The premise behind the stupefyingly moronic Derailed is promising, but its execution is so bungled and obvious that there really is little reason to watch this movie. Derailed, based on the novel by James Siegel, is one of those movies that thinks it is much cleverer than it actually is. Anybody who has seen a few thrillers can guess what the big "twist" is, taking the suspense out of the film. Everything begins on a nice note. Charles Schine (Clive Owen, Sin City, Closer) meets Lucinda Harris (Jennifer Aniston, Along Came Polly, Bruce Almighty) on a train. Both are married with children, but sparks fly and after some time, the two find themselves in a hotel room.


Before they physically consummate their affair, Philippe Laroche (Vincent Cassel, Ocean's Twelve, The Reckoning) storms in and robs them.  He violently rapes Harris, then accosts Schine. Afterwards, Schine wants to take Harris to the hospital, but she refuses. She doesn't want her husband to know she was having an affair. Schine lies to his coworkers and wife (Melissa George, The Amityville Horror, Down with Love) and says he was mugged. Everything seems to be fine, and life goes back to normal, until Laroche calls.  He demands $20K, or else he will tell everybody that Schine is having an affair. Rather then confess to his wife, or to the police, Schine agrees to pay the money. Oh, and his daughter (Addison Timlin) is sick and needs constant dialysis. 

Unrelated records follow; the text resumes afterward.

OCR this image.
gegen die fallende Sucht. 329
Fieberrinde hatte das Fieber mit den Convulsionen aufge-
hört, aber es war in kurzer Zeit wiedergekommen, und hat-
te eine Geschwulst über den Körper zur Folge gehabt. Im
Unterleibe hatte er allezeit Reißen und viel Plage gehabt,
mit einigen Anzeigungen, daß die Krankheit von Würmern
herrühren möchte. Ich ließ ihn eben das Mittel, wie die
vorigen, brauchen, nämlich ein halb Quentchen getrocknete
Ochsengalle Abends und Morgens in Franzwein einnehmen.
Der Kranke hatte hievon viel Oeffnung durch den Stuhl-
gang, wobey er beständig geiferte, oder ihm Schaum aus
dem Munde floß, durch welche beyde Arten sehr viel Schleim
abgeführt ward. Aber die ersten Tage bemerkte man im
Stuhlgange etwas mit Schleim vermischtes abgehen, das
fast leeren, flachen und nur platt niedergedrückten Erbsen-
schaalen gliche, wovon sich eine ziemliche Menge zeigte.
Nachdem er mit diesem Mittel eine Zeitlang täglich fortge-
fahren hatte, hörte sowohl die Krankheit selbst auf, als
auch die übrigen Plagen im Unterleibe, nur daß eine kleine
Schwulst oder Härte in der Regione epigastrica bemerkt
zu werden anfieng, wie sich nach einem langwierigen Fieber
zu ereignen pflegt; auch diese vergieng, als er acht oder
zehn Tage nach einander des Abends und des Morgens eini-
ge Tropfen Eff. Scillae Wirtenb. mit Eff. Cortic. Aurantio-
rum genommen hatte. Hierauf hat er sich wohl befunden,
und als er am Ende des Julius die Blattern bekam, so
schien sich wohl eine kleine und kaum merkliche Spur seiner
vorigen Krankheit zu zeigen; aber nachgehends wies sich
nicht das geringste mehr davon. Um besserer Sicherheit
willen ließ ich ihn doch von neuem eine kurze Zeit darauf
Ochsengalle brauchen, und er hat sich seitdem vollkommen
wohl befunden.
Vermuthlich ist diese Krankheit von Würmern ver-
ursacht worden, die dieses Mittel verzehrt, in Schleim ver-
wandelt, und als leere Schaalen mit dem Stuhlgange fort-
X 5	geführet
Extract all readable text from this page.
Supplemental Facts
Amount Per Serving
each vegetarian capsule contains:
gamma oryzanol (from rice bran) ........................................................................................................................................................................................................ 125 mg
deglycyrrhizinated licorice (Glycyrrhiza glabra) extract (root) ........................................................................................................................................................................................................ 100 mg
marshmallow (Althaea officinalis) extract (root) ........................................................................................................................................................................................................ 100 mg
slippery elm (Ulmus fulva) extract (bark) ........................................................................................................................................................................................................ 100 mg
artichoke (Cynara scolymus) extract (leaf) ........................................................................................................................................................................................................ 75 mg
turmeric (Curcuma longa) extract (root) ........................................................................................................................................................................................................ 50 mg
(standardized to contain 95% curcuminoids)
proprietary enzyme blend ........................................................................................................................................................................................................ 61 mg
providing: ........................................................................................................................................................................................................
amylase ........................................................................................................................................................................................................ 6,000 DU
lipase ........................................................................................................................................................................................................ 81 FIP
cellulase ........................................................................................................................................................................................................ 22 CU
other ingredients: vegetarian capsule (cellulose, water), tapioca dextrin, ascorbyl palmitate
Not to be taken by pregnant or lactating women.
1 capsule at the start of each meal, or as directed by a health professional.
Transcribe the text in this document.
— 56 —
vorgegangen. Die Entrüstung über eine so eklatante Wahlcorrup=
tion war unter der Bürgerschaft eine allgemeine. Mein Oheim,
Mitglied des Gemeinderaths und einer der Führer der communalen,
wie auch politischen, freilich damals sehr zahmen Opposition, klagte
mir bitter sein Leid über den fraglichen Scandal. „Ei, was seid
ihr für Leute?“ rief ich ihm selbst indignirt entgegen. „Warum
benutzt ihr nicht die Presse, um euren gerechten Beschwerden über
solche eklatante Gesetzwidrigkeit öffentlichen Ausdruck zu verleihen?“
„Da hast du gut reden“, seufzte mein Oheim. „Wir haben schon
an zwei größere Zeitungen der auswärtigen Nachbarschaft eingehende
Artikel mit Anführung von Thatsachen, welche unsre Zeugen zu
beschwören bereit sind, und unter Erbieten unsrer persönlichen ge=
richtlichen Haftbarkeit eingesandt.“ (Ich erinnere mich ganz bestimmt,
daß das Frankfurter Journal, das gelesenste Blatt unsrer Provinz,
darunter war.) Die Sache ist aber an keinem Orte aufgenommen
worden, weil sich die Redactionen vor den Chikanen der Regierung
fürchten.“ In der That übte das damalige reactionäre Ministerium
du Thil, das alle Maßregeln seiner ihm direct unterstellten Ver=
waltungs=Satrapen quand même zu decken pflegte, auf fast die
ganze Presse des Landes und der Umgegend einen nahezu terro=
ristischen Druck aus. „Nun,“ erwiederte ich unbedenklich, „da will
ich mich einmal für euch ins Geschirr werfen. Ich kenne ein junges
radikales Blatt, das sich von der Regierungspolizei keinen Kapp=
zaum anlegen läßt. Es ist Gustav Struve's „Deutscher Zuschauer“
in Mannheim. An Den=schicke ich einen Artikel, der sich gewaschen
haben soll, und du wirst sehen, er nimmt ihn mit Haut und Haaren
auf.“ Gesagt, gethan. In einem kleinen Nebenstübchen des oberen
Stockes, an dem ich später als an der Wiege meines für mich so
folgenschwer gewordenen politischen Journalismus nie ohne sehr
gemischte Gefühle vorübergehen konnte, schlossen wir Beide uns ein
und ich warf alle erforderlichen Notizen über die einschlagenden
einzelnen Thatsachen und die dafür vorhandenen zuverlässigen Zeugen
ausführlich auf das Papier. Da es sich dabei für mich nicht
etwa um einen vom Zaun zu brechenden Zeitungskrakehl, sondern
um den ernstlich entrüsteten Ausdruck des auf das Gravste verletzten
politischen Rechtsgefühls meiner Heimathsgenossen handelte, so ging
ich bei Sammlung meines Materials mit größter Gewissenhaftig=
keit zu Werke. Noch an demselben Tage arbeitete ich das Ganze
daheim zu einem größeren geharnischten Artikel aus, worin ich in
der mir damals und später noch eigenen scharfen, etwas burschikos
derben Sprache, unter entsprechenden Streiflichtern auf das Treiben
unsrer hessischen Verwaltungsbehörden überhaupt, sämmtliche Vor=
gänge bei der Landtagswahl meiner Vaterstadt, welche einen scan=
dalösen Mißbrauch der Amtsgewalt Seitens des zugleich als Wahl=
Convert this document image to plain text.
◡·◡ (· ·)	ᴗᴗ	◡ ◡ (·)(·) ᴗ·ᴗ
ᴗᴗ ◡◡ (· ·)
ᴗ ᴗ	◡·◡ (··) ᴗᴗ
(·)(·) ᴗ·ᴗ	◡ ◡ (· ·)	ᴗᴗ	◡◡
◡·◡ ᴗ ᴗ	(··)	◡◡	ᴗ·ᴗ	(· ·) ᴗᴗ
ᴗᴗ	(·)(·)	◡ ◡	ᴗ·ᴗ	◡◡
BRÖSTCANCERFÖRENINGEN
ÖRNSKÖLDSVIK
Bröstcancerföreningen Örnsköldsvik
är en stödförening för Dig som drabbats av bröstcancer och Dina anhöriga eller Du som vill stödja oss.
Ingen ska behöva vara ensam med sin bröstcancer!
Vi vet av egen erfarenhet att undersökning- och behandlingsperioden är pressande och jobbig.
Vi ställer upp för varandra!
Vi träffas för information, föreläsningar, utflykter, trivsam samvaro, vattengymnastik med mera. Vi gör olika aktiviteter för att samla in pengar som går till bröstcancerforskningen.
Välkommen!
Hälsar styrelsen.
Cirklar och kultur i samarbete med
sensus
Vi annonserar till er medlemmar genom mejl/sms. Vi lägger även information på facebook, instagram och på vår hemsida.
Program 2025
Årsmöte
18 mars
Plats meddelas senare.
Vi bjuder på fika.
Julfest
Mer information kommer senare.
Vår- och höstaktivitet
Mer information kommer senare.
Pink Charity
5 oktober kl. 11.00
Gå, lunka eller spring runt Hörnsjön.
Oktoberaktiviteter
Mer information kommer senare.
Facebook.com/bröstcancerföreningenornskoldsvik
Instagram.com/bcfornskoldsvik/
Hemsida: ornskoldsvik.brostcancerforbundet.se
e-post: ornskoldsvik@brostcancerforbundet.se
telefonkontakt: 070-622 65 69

Schine pays, thinking everything is over, and lo and behold, a few months later, Laroche returns asking for more. Again, against all logic, Schine agrees, this time hoping to turn the tables on Laroche. The reasonable thing to do is to save his increasingly troubled marriage, ensure the health and future of his daughter, and get his life on track. Yet, he keeps listening to Harris, who is afraid of her husband. Derailed (note the irony of the name) is DOA pretty much on arrival, but begins to get ridiculous when Schine begins to think he may be smarter than Laroche. The plot (adapted by Stuart Beattie, Collateral, Pirates of the Caribbean) is too transparent and too dull to make anybody care.


To make matters worse, just when it seems like Derailed is finally over, director Mikael Hafstrom (Drowning Ghost, Evil) tacks on an additional unnecessary ending that muddies the story even further.  How far will an ordinary man go to fix his stupidity, er, protect his family?  With the right material, Owen can come across as very intense.  He, he looks befuddled.  Aniston's performance basically consists of her frowning.  This sharply contrasts with Cassel, who is so far over the top that he is a caricature of a crazy criminal.  With Aniston's performance here, Courtney Cox's in November, and Lisa Kudrow's in Happy Endings, it has not been a good year for the alumna of Friends
Haro Rates It: Pretty Bad.
1 hour, 50 minutes, Rated R for strong disturbing violence, language, and some sexuality.